The Jacksonville Weight Loss Center in Florida recommends that patients thoroughly clean their homes before even beginning a weight-loss attempt. A cluttered home can make you feel psychologically disorganized and out of control, the site notes. "A clean, organized home that you feel comfortable in and in control of will take you far in creating the psychological state you need to lose weight."
Professional organizers agree.
The organizing website Unclutterer.com devotes a whole forum to the topic of Clutter and Weight. "I've done some decluttering, and weight I struggled to lose has seemed to magically disappear without my doing anything different," notes RJ. “One friend said she got rid of 27 pounds of clutter and also 27 pounds off of her body."
Body fat and clutter are both forms of self-protection, suggests Karen Kingston, author of Clear Your Clutter with Feng Shui. "By building layers of fat or clutter around yourself, you hope to cushion yourself against the shocks of life, and particularly against emotions you have difficulty handling," she writes. "It gives you the illusion of being able to control things and prevent them from affecting you too deeply."

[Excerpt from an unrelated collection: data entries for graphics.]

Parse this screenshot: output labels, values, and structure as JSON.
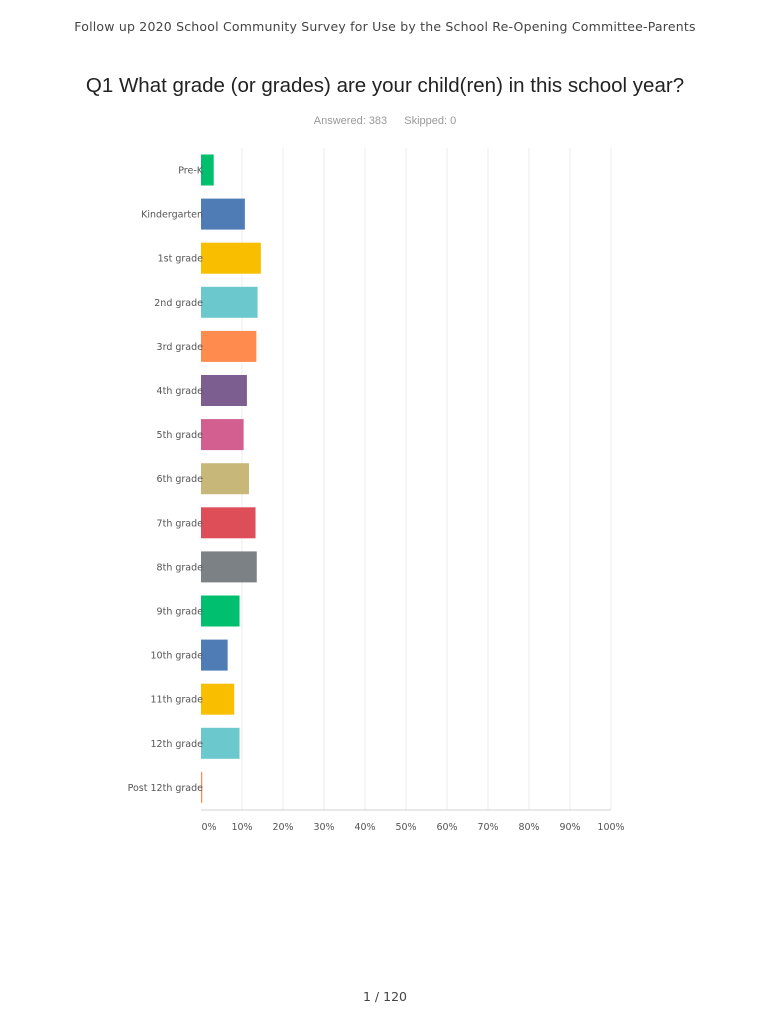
{
  "document": {
    "header": "Follow up 2020 School Community Survey for Use by the School Re-Opening Committee-Parents",
    "page_number": "1 / 120"
  },
  "question": {
    "title": "Q1 What grade (or grades) are  your child(ren) in this school year?",
    "answered": "Answered: 383",
    "skipped": "Skipped: 0"
  },
  "chart_data": {
    "type": "bar",
    "orientation": "horizontal",
    "title": "",
    "xlabel": "",
    "ylabel": "",
    "xlim": [
      0,
      100
    ],
    "unit": "%",
    "grid": true,
    "x_ticks": [
      "0%",
      "10%",
      "20%",
      "30%",
      "40%",
      "50%",
      "60%",
      "70%",
      "80%",
      "90%",
      "100%"
    ],
    "categories": [
      "Pre-K",
      "Kindergarten",
      "1st grade",
      "2nd grade",
      "3rd grade",
      "4th grade",
      "5th grade",
      "6th grade",
      "7th grade",
      "8th grade",
      "9th grade",
      "10th grade",
      "11th grade",
      "12th grade",
      "Post 12th grade"
    ],
    "values": [
      3.1,
      10.7,
      14.6,
      13.8,
      13.5,
      11.2,
      10.4,
      11.7,
      13.3,
      13.6,
      9.4,
      6.5,
      8.1,
      9.4,
      0.3
    ],
    "colors": [
      "#00bf6f",
      "#507cb6",
      "#f9be00",
      "#6bc8cd",
      "#ff8b4f",
      "#7d5e90",
      "#d25f90",
      "#c7b879",
      "#dd4e58",
      "#7c8185",
      "#00bf6f",
      "#507cb6",
      "#f9be00",
      "#6bc8cd",
      "#ff8b4f"
    ]
  }
}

Cleaning house and losing weight both involve learning better ways to take care or oneself, says Peter Walsh, an organizer on the TLC television show Clean Sweep. As Walsh led teams to declutter hoarders’ homes, he noticed that many hoarders are overweight. Weight and clutter are both aspects of the American urge to consume, Walsh thinks. “We spend too much, we buy too much, and we eat too much,” Walsh writes. He has written an entire diet manual on the topic: Does This Clutter Make My Butt Look Fat?: An Easy Plan for Losing Weight and Living More.
Melting Mama, who blogs about life after weight-loss surgery, notes that some patients begin hoarding possessions after the procedure. "People feel compelled to go and get THINGS to fulfill a void where the food used to go," she writes, adding, "The post weight-loss surgery patient wants to fill something... a need, a want, a loss... over and over."
Melting Mama sees similarities in public reactions to both hoarders and the morbidly obese. As evidence, she offers this sampling of Facebook reactions to the television show Hoarders:
• "How can people live like that, it's disgusting!"
• "Why can't you just stop?"
• "Why can't you just clean up your house? Your life?"
Hoarding is like inside-out obesity, she muses. With hoarding, as with morbid obesity, your issues are given a tangible presence, she notes. "You can see, feel, and touch your emotional problems."
"For hoarders, the problems are all stacked up, thrown about, discarded around the house, or bought from the Home Shopping Network. With morbid obesity, not only can you see your issues, you wear them."
Enough! I’m sold. I rush out to my side porch, one of several dumping grounds around our home, to take inventory. If it helps me lose weight, I’ll throw out the whole house!